Título: O habitar atópico

Fonte: DI FELICE, Massimo. Paisagens Pós-urbanas. O fim da experiência urbana e as formas comunicativas do habitar. São Paulo: Annablume. 2009 (Coleção ATOPOS)

Notas técnicas – p. 221-244 1/4

Maria Célia Furtado Rocha

O habitar atópico

Com a reprodução tecnológica da paisagem surge, ao lado do território tradicional, um

território midiático que causará a perda da aura do lugar e o fim de seu significado único. A

tendência à hibridação entre espaço, corpo e informação é resultado das recentes inovações

tecnológicas que determinaram a passagem para as formas digitais de interação entre

sistemas, máquinas e pessoas.

Para M. Castells o conceito de sociedade de informação se destaca enquanto paradigma de

análise da sociedade contemporânea, capaz de identificar a tecnologia e a informação como

agentes constituintes tanto do processo de produção quanto das relações sociais. Assim, a

sociedade informacional seria uma forma específica de organização social em que a geração, o

processamento e a transformação das informações tornam-se fonte fundamental da

sociabilidade (p. 225). A tecnologia midiática deixa de ser “extensão dos sentidos” para se

tornar propiciadora de sociabilidade e da forma de habitar.
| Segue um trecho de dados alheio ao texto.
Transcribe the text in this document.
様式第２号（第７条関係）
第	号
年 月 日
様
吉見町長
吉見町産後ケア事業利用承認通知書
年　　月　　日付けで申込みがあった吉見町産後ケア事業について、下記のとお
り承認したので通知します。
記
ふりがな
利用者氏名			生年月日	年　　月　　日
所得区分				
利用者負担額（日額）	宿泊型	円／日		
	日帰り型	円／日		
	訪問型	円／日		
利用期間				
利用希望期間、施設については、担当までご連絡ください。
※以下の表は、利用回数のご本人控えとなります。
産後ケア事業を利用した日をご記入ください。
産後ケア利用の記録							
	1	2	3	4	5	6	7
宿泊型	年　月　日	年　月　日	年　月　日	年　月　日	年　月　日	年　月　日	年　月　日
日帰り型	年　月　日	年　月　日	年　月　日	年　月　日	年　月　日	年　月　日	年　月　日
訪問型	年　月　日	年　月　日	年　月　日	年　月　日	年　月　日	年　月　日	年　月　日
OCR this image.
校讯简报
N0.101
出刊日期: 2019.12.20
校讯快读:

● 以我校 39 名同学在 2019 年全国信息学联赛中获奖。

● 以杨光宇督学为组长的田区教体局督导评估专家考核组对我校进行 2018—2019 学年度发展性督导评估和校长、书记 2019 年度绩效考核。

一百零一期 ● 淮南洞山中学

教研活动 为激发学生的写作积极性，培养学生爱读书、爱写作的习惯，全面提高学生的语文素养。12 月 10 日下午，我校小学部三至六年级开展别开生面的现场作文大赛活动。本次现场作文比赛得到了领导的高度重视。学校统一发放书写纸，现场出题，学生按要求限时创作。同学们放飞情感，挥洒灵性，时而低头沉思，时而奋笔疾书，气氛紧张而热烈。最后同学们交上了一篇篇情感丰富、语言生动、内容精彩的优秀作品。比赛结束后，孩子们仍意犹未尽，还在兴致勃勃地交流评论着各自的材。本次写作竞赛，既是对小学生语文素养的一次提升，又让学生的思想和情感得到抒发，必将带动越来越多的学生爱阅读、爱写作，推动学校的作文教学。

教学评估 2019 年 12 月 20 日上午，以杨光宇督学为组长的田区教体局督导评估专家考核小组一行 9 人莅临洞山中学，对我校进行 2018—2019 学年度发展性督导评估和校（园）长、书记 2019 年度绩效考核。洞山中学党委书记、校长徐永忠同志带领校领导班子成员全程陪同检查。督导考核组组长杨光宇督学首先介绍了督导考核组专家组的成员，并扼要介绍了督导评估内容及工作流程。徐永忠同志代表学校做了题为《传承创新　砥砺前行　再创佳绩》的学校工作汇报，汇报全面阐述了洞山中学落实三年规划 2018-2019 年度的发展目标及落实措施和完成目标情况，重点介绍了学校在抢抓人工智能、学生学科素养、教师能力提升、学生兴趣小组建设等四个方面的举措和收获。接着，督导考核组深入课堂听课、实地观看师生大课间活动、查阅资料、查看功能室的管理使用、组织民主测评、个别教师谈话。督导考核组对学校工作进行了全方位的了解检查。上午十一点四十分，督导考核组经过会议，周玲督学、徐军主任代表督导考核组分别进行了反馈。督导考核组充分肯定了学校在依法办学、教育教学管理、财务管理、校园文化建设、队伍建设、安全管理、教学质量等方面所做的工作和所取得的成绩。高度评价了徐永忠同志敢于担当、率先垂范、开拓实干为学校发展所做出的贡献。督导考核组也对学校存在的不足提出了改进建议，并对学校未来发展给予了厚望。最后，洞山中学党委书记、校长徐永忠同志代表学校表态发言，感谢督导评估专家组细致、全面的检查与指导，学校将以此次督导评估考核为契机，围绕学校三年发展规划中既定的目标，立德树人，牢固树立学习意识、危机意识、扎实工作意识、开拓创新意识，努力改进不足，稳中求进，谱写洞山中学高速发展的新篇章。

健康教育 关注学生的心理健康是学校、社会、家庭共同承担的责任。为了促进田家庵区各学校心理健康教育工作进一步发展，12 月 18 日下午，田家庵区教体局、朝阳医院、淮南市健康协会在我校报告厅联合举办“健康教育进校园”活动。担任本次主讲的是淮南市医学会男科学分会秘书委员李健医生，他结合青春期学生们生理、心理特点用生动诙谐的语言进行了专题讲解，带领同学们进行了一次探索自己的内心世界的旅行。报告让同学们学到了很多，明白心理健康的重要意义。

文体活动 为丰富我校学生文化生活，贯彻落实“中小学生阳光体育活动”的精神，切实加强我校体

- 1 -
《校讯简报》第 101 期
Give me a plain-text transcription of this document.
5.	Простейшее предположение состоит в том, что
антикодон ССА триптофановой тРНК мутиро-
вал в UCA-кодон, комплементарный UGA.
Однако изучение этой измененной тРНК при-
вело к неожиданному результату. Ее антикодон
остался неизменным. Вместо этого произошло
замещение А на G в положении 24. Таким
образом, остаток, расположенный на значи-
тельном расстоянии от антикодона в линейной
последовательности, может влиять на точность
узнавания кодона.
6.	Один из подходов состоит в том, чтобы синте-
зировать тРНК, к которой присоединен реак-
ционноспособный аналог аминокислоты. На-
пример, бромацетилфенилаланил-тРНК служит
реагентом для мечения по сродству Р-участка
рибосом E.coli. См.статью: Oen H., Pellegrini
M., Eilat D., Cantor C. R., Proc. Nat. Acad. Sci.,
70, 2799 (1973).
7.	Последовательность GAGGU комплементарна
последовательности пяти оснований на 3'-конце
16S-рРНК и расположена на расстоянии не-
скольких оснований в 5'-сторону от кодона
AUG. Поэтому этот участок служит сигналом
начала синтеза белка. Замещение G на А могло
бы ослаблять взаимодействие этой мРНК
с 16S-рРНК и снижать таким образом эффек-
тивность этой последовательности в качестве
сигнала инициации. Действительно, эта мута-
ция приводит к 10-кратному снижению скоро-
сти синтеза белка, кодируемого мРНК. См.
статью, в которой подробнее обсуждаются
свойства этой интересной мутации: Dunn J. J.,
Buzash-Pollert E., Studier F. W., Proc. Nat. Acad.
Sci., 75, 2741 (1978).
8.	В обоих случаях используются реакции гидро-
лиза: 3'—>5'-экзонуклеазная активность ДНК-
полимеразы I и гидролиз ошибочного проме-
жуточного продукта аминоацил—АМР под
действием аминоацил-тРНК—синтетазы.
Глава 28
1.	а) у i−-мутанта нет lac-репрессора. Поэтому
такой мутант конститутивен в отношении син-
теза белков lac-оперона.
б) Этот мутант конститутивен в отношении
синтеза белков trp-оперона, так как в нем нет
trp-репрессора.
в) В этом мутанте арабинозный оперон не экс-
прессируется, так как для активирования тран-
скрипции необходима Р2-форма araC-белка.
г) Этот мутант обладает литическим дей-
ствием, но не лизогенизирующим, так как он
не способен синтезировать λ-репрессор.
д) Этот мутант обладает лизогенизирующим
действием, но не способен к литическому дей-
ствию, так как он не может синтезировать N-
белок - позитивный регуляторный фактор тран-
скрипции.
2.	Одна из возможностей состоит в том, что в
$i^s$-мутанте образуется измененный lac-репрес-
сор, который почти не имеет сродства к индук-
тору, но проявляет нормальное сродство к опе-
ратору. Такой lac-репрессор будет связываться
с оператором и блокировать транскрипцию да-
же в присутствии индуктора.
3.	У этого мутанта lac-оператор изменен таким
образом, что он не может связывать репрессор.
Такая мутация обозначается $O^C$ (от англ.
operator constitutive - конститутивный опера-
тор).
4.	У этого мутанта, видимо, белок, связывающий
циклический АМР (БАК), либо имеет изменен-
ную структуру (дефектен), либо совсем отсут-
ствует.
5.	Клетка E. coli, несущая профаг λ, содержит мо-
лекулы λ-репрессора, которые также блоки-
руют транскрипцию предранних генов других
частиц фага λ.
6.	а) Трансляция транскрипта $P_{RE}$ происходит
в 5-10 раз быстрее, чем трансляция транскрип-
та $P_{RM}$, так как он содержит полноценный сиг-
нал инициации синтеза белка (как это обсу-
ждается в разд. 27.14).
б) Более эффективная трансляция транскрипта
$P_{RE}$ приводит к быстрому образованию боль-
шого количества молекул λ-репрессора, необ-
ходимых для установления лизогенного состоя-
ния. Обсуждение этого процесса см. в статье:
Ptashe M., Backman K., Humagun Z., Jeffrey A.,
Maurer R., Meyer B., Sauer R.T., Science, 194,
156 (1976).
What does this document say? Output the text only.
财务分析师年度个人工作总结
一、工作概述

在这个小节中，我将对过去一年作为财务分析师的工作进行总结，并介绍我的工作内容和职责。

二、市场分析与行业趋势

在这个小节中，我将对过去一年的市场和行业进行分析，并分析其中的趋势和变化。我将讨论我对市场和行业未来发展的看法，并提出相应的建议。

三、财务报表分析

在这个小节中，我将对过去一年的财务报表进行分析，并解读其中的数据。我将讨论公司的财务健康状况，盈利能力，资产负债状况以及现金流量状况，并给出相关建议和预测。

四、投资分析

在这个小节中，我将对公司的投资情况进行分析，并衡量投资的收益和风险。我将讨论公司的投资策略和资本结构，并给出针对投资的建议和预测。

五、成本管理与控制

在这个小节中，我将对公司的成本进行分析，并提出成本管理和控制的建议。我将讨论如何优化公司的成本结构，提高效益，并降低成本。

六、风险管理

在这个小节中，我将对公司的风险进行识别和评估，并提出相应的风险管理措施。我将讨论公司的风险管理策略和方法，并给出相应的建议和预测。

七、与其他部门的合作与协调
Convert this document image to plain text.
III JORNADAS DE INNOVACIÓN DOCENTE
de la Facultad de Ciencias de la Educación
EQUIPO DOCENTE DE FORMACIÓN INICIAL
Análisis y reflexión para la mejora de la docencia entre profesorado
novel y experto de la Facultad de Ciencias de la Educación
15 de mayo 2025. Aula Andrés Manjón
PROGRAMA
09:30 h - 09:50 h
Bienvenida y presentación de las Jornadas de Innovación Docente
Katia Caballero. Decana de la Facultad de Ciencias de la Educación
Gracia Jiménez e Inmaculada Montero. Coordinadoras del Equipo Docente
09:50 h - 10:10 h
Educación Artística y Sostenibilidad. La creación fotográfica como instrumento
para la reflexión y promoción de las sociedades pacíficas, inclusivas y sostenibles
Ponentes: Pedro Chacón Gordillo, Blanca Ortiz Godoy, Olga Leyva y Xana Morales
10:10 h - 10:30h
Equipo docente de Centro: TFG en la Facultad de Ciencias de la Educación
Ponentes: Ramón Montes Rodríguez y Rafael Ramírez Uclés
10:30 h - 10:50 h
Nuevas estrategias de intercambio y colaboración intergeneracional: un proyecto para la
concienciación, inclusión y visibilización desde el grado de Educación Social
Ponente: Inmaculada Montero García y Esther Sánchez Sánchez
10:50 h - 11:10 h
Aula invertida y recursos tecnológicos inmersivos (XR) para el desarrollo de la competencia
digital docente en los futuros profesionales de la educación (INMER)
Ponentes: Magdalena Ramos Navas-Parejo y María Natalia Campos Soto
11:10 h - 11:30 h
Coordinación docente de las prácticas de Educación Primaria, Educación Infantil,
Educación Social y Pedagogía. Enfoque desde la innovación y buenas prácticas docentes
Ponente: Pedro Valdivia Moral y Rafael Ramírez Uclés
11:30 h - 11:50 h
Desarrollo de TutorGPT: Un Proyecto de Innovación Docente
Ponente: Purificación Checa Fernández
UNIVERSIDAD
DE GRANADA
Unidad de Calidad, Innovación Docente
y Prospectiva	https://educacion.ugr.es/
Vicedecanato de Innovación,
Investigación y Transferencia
Além da arquitetura e da geografia, o habitar atópico não é mais ligado às coordenadas

topográficas, mas a fluxos informativos e a uma espacialidade mutante, que por meio da

tecnologia wireless e da computação móvel faz do corpo o suporte da informação.

As pós-geografias e as redes digitais não são espacialidades na nossa frente, mas experiências

imersivas que nos convidam a ir além da nossa vista. A paisagem pós-urbana, portanto, não é

mais visual. Se a cidade e a metrópole podem ser escritas, fotografadas e filmadas, prestando-

se a distintas formas de experiência do narrador, embora fragmentariamente, a experiência

atópica do habitar, por sua vez, resulta em algo irrepresentável e indizível (atópico) para a

narração do sujeito (p. 226).

As redes comunicativas wireless emanciparam-se quase completamente dos suportes físicos e

ultrapassam agora nossas peles. Surge então um habitar no qual não há território para

atravessar, tampouco geografias para residir.

Uma forma de habitar pós-urbana, portanto, na qual a paisagem não é mais dada, nem

alcançada ou interpretada por intermédio de uma extensão tecnológico-comunicativa, mas

estratificada e porosa, imediatamente manipulável, passível de ser instantaneamente

estendida ao passar de uma interface, de um software ou de um sistema informativo para

outro.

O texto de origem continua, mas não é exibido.